Heketi command returns with no error or empty error

Sometimes, running heketi-cli command returns with no error or empty error like _ Error_.It is mostly due to heketi server not properly configured. You must first ping to validate that the Heketi server is available and later verify with a _ curl_ command and _ /hello endpoint_.

# curl http://deploy-heketi-storage-project.cloudapps.mystorage.com/hello
Heketi reports an error while loading the topology file
Running heketi-cli reports : Error "Unable to open topology file" error while loading the topology file. This could be due to the use of old syntax of single hyphen (-) as a prefix for JSON option. You must use the new syntax of double hyphens and reload the topology file.
cURL command to heketi server fails or does not respond

If the router or heketi is not configured properly, error messages from the heketi may not be clear. To troubleshoot, ping the heketi service using the endpoint and also using the IP address. If ping by the IP address succeeds and ping by the endpoint fails, it indicates a router configuration error.
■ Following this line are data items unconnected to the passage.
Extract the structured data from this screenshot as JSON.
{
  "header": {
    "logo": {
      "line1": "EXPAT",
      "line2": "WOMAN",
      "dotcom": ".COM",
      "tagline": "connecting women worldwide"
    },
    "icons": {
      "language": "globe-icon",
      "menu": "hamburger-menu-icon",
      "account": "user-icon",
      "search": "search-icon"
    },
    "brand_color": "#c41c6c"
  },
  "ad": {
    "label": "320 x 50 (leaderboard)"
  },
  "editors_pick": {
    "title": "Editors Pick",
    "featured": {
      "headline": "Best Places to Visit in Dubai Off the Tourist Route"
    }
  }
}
After the router is setup properly, run a simple curl command like the following:

# curl http://deploy-heketi-storage-project.cloudapps.mystorage.com/hello

If heketi is configured correctly, a welcome message from heketi is displayed. If not, check the heketi configuration.

Heketi fails to start when Red Hat Gluster Storage volume is used to store heketi.db file

Sometimes Heketi fails to start when Red Hat Gluster Storage volume is used to store heketi.db and reports the following error:

[heketi] INFO 2016/06/23 08:33:47 Loaded kubernetes executor
[heketi] ERROR 2016/06/23 08:33:47 /src/github.com/heketi/heketi/apps/glusterfs/app.go:149: write /var/lib/heketi/heketi.db: read-only file system
ERROR: Unable to start application

The read-only file system error as shown above could be seen while using a Red Hat Gluster Storage volume as backend. This could be when the quorum is lost for the Red Hat Gluster Storage volume. In a replica-3 volume, this would be seen if 2 of the 3 bricks are down. You must ensure the quorum is met for heketi gluster volume and it is able to write to heketi.db file again.

Even if you see a different error, it is a recommended practice to check if the Red Hat Gluster Storage volume serving heketi.db file is available or not. Access deny to heketi.db file is the most common reason for it to not start.